Yadav M(1), Soni R(2), Chauhan MK(3), Sandal N(4).
Author information:
(1)Division of CBRN Defence, Institute of Nuclear Medicine and Allied Sciences
(INMAS), Defence Research and Development Organization, Brig. S.K. Mazumdar Road, Timarpur, New Delhi, 110054, India.
(2)Division of Natural Radiation Response Mechanisms, Institute of Nuclear Medicine and Allied Sciences, Defence Research and Development Organization, New Delhi, India.
(3)Department of Pharmaceutics, Delhi Institute of Pharmaceutical Sciences and Research, New Delhi, India.

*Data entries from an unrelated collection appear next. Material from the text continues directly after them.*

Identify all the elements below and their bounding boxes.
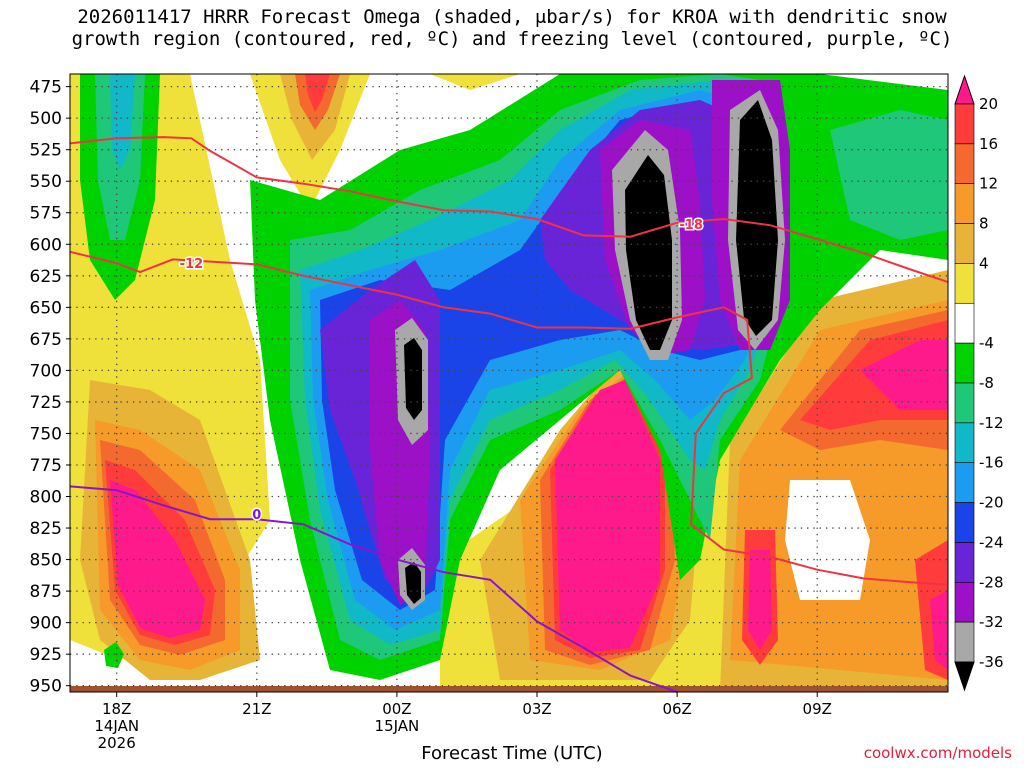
x-tick-sublabel: 15JAN [375,717,420,735]
contour-label: -18 [679,218,703,233]
y-tick-label: 575 [30,204,62,224]
y-tick-label: 925 [30,645,62,665]
y-tick-label: 525 [30,141,62,161]
colorbar-segment [954,621,975,663]
colorbar-segment [954,581,975,623]
x-tick-label: 00Z [382,700,411,718]
contour-label: 0 [252,508,261,523]
y-tick-label: 550 [30,172,62,192]
y-tick-label: 800 [30,488,62,508]
contour-line [69,250,949,586]
omega-shading [70,74,948,692]
chart-title-line2: growth region (contoured, red, ºC) and f… [71,28,953,50]
y-tick-label: 725 [30,393,62,413]
colorbar-segment [954,502,975,543]
y-tick-label: 875 [30,582,62,602]
y-tick-label: 650 [30,298,62,318]
colorbar-segment [954,183,975,224]
colorbar-segment [954,223,975,264]
colorbar-segment [954,422,975,464]
contour-line [69,485,678,693]
x-axis-label: Forecast Time (UTC) [421,743,603,764]
contour-label: -12 [180,257,204,272]
colorbar-label: -28 [979,573,1004,591]
colorbar-label: -20 [979,494,1004,512]
contour-overlays: -18 -12 0 [69,136,949,693]
watermark-text: coolwx.com/models [863,744,1012,762]
colorbar-segment [954,462,975,503]
y-tick-label: 625 [30,267,62,287]
x-tick-label: 18Z [102,700,131,718]
colorbar-label: 12 [979,175,998,193]
colorbar-segment [954,263,975,304]
y-tick-label: 500 [30,109,62,129]
colorbar-top-arrow [954,74,975,105]
colorbar-label: -24 [979,533,1004,551]
contour-line [69,136,949,284]
x-tick-label: 09Z [803,700,832,718]
chart-title-line1: 2026011417 HRRR Forecast Omega (shaded, … [77,6,947,28]
colorbar-label: -32 [979,613,1004,631]
grid-lines [70,74,948,692]
plot-frame [69,73,949,693]
colorbar-segment [954,143,975,185]
colorbar: 20 16 12 8 4 -4 -8 -12 -16 -20 -24 -28 -32 -36 [954,74,1004,692]
colorbar-segment [954,542,975,583]
colorbar-label: -16 [979,454,1004,472]
x-tick-label: 06Z [662,700,691,718]
colorbar-segment [954,382,975,424]
y-tick-label: 600 [30,235,62,255]
colorbar-label: 16 [979,135,998,153]
y-tick-label: 850 [30,551,62,571]
colorbar-segment [954,302,975,344]
y-tick-label: 750 [30,424,62,444]
x-tick-sublabel: 2026 [98,734,136,752]
colorbar-label: 20 [979,95,998,113]
y-tick-label: 950 [30,677,62,697]
y-tick-label: 700 [30,361,62,381]
colorbar-segment [954,342,975,384]
colorbar-label: 4 [979,254,989,272]
colorbar-label: 8 [979,215,989,233]
y-tick-label: 825 [30,519,62,539]
colorbar-bottom-arrow [954,661,975,692]
colorbar-label: -8 [979,374,994,392]
colorbar-label: -4 [979,334,994,352]
y-tick-label: 775 [30,456,62,476]
y-tick-label: 675 [30,330,62,350]
colorbar-segment [954,103,975,145]
x-tick-sublabel: 14JAN [94,717,139,735]
y-axis: 475 500 525 550 575 600 625 650 675 700 725 750 775 8… [30,78,70,697]
y-tick-label: 900 [30,614,62,634]
colorbar-label: -12 [979,414,1004,432]
x-tick-label: 21Z [242,700,271,718]
chart-title: 2026011417 HRRR Forecast Omega (shaded, … [0,6,1024,50]
x-tick-label: 03Z [522,700,551,718]
colorbar-label: -36 [979,653,1004,671]
y-tick-label: 475 [30,78,62,98]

(4)Division of CBRN Defence, Institute of Nuclear Medicine and Allied Sciences
(INMAS), Defence Research and Development Organization, Brig. S.K. Mazumdar Road, Timarpur, New Delhi, 110054, India. [Email]

Abstract

Chlorella is a green alga consumed as dietary food supplement in pulverized form. In addition to its high nutritional value, it is reported as an excellent detoxifying agent. The pulverized Chlorella is partially soluble in water and insoluble portion has been reported for removal of mercury, cadmium and radioactive strontium from body. Chlorella contains a variety of metal-binding functional groups such as carboxyl, amino, phosphoryl, hydroxyl and carbonyl groups, which has high affinity towards various metal ions. The present study was envisaged to evaluate the chelating effect of water soluble fraction of Chlorella powder (AqCH) on metal ions. Fura-2 fluorescence ratio (F340/F380) was measured by fluorescence spectrometer (FS) after the exposure of chloride salt of metals viz., strontium, cobalt, barium, cesium, thallium and mercury to lymphocytes. Pretreatment of AqCH (0.1-20 mg mL-1) was given to evaluate the attenuating effect on fura-2 fluorescence ratio induced by metal ions. The intracellular levels of these metal ions were analyzed by atomic absorption spectrophotometer (AAS) and fluorescence microscopy (FM). Pretreatment with AqCH significantly attenuated the metal induced fluorescence ratio in dose-dependent manner. The results of AAS and FM were found in coherence with fura-2 fluorescence ratio which emphasized that AqCH significantly prevented the metal ions internalization. The present study suggests AqCH chelates with these metal ions and prevents its interaction with cells thereby reducing the intracellular mobilization of Ca2+.